More of this in the next post.

9 comments:

Buffy said...

No photos of the hirsute or the crones?

Not even the 'it's gone two' on the board?

Come now. Break out that camera.

Hayden said...
This comment has been removed by a blog administrator.
Hayden said...

for me the words are enough. I am transported to the shadowed underside of England, a place I feel I've glimpsed in many countries, in rural moments.

Dan, you should do a collection - something along the line of "The Paranoid Traveler"

Dan Flynn said...

Buffy,

I did take photos but spookily once we had driven off the moor the camera's memory card was BLANK!

What do you make of that?

Hayden,

What you read there was the God's honest truth. People know Dartmoor is strange from Sherlock Holmes but so are the Yorkshire Moors believe me.

neena maiya (guyana gyal) said...

Ahhh, ye olde moors. I always wondered what they looked like. I read about them in The Secret Garden.

Laughing sheep and all, that's good, but where are the contented cows, Dan, where are the contented cows?

Dan, there's a place in Jamaica, in the parish of St. Mary, that looks like the moors of England.

Hayden said...

gg, go to scotland for the contented cows.... eilan' coos.... (highland cows) prettiest, silliest, gentlest looking cows ever.

Dan Flynn said...

G,

Afraid there's nothing contented on the North York Moors. It's a weird place that time forgot, or perhaps time has been exluded from. There's too many unexplained fogs, and roads that return you to your starting point, and villages that are not always where they're supposed to be, cows don't like it on't moors. Only sheep survive, strange sheep that are furtive and can pick pockets, and the laughter, the terrible terrible laughter, that's all around, in nooks, under crannies, just out of sight, just out of mind...
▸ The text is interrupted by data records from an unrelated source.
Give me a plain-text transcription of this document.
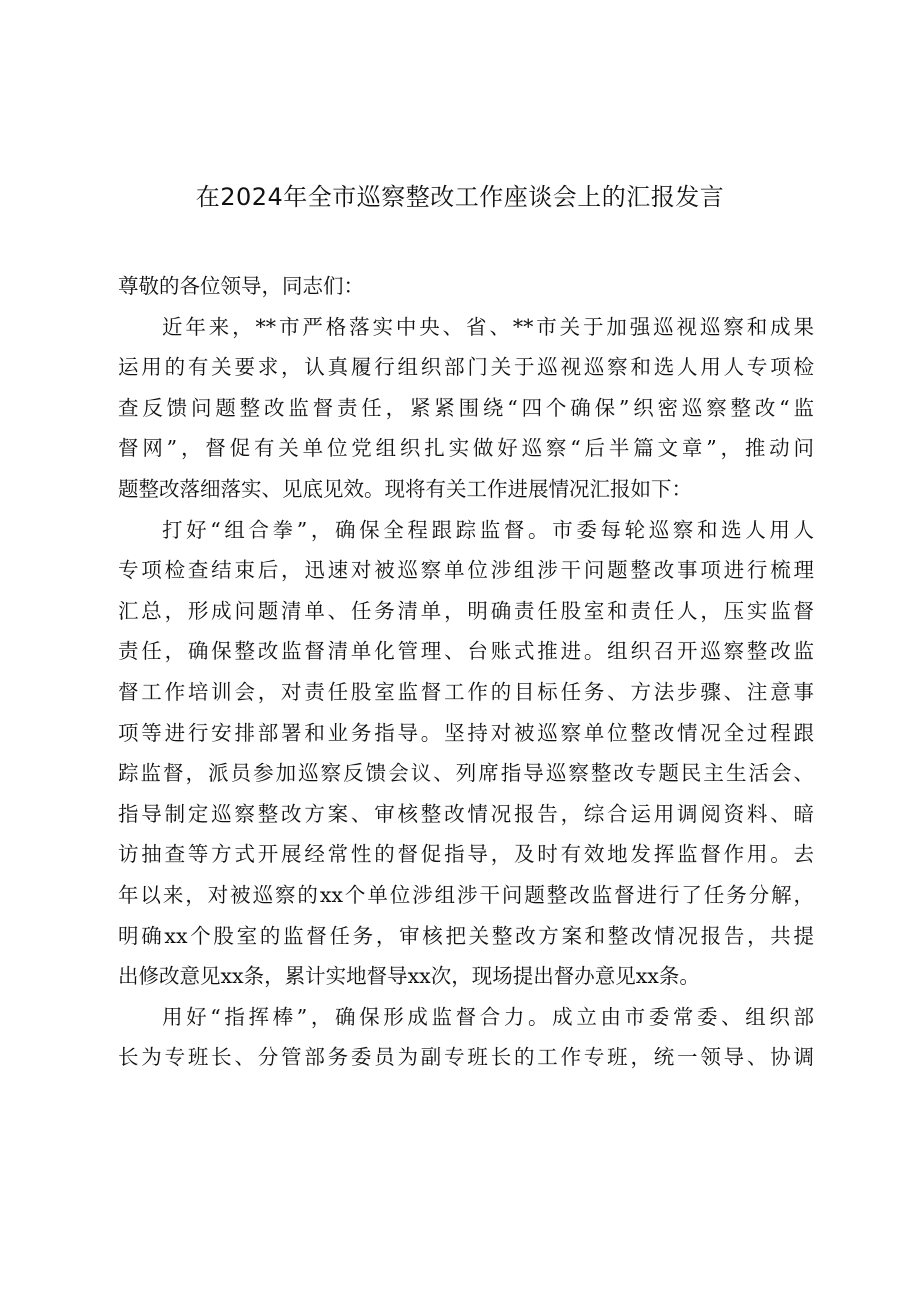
在2024年全市巡察整改工作座谈会上的汇报发言

尊敬的各位领导，同志们：

近年来，**市严格落实中央、省、**市关于加强巡视巡察和成果
运用的有关要求，认真履行组织部门关于巡视巡察和选人用人专项检
查反馈问题整改监督责任，紧紧围绕“四个确保”织密巡察整改“监
督网”，督促有关单位党组织扎实做好巡察“后半篇文章”，推动问
题整改落细落实、见底见效。现将有关工作进展情况汇报如下：

打好“组合拳”，确保全程跟踪监督。市委每轮巡察和选人用人
专项检查结束后，迅速对被巡察单位涉组涉干问题整改事项进行梳理
汇总，形成问题清单、任务清单，明确责任股室和责任人，压实监督
责任，确保整改监督清单化管理、台账式推进。组织召开巡察整改监
督工作培训会，对责任股室监督工作的目标任务、方法步骤、注意事
项等进行安排部署和业务指导。坚持对被巡察单位整改情况全过程跟
踪监督，派员参加巡察反馈会议、列席指导巡察整改专题民主生活会、
指导制定巡察整改方案、审核整改情况报告，综合运用调阅资料、暗
访抽查等方式开展经常性的督促指导，及时有效地发挥监督作用。去
年以来，对被巡察的xx个单位涉组涉干问题整改监督进行了任务分解，
明确xx个股室的监督任务，审核把关整改方案和整改情况报告，共提
出修改意见xx条，累计实地督导xx次，现场提出督办意见xx条。

用好“指挥棒”，确保形成监督合力。成立由市委常委、组织部
长为专班长、分管部务委员为副专班长的工作专班，统一领导、协调
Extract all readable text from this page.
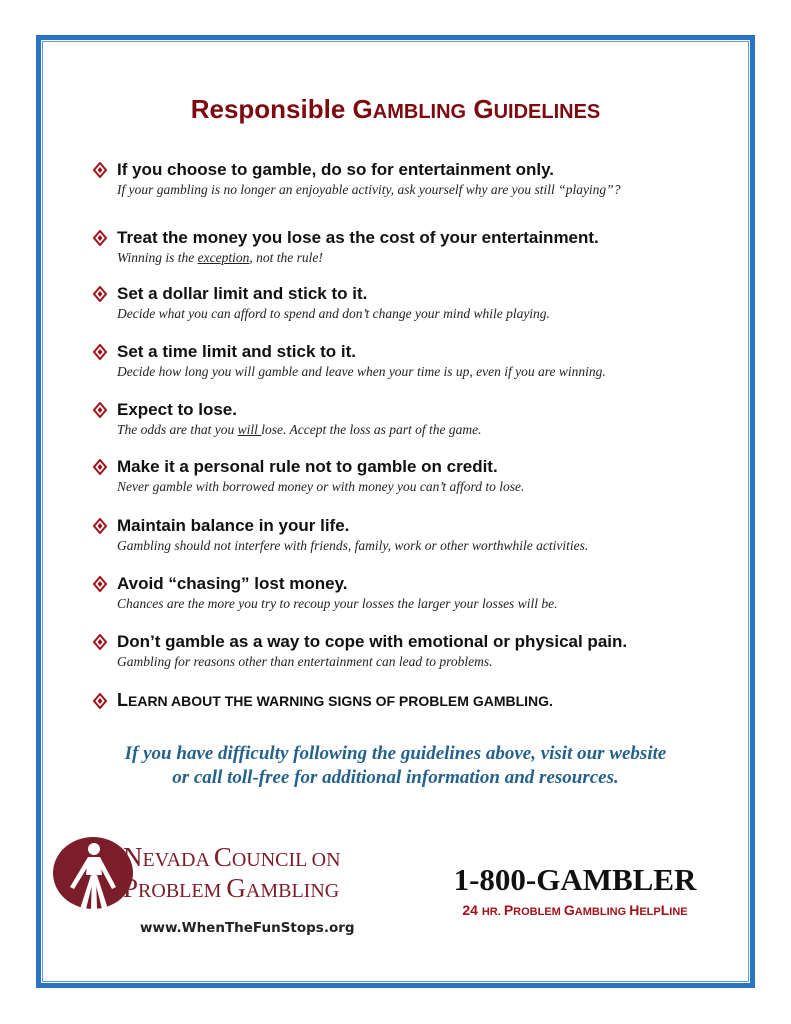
Responsible GAMBLING GUIDELINES
If you choose to gamble, do so for entertainment only.
If your gambling is no longer an enjoyable activity, ask yourself why are you still “playing”?
Treat the money you lose as the cost of your entertainment.
Winning is the exception, not the rule!
Set a dollar limit and stick to it.
Decide what you can afford to spend and don’t change your mind while playing.
Set a time limit and stick to it.
Decide how long you will gamble and leave when your time is up, even if you are winning.
Expect to lose.
The odds are that you will lose. Accept the loss as part of the game.
Make it a personal rule not to gamble on credit.
Never gamble with borrowed money or with money you can’t afford to lose.
Maintain balance in your life.
Gambling should not interfere with friends, family, work or other worthwhile activities.
Avoid “chasing” lost money.
Chances are the more you try to recoup your losses the larger your losses will be.
Don’t gamble as a way to cope with emotional or physical pain.
Gambling for reasons other than entertainment can lead to problems.
LEARN ABOUT THE WARNING SIGNS OF PROBLEM GAMBLING.
If you have difficulty following the guidelines above, visit our website
or call toll-free for additional information and resources.
NEVADA COUNCIL ON
PROBLEM GAMBLING
www.WhenTheFunStops.org
1-800-GAMBLER
24 HR. PROBLEM GAMBLING HELPLINE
Oops, sorry was carried away there for a moment. But hey, that's t'moors for you. And Hayden's right, friendliest cows in the UK are to be found in Scotland, but that's only because they all drink whisky. In fact the famous Scottish dance, The Highland Fling is really a warning of the consequences of drinking too much alcohol.

Naughti Biscotti said...

Thanks for visiting my photo site. I think you quite the eye as well. Maybe it's the digital influence, but I believe our eyes to be very similiar (light and shadow, architecture, and similiar angles). I love your work. You are equally gifted with words.

I once spent 2 weeks traveling the rural roads of Ireland. I could never find a place that would serve food. I was starving and living off toasteds (or toasties... I still don't know how they pronounced it).. what turned out to be the equivalent of a grilled cheese sandwich.

I'll most likely visit you again. Fantastic blog

Dan Flynn said...

Shandi,

As ever your kind words are much appreciated, especially so as they're from someone whose photography I admire.

Re the toaties thing, they are still popular in the UK, can't speak for Ireland, however they've long passed their peak of popularity precisely because they're so boring as a food. Sorry to hear you suffered for so long however, what about Ireland? Stunning or what!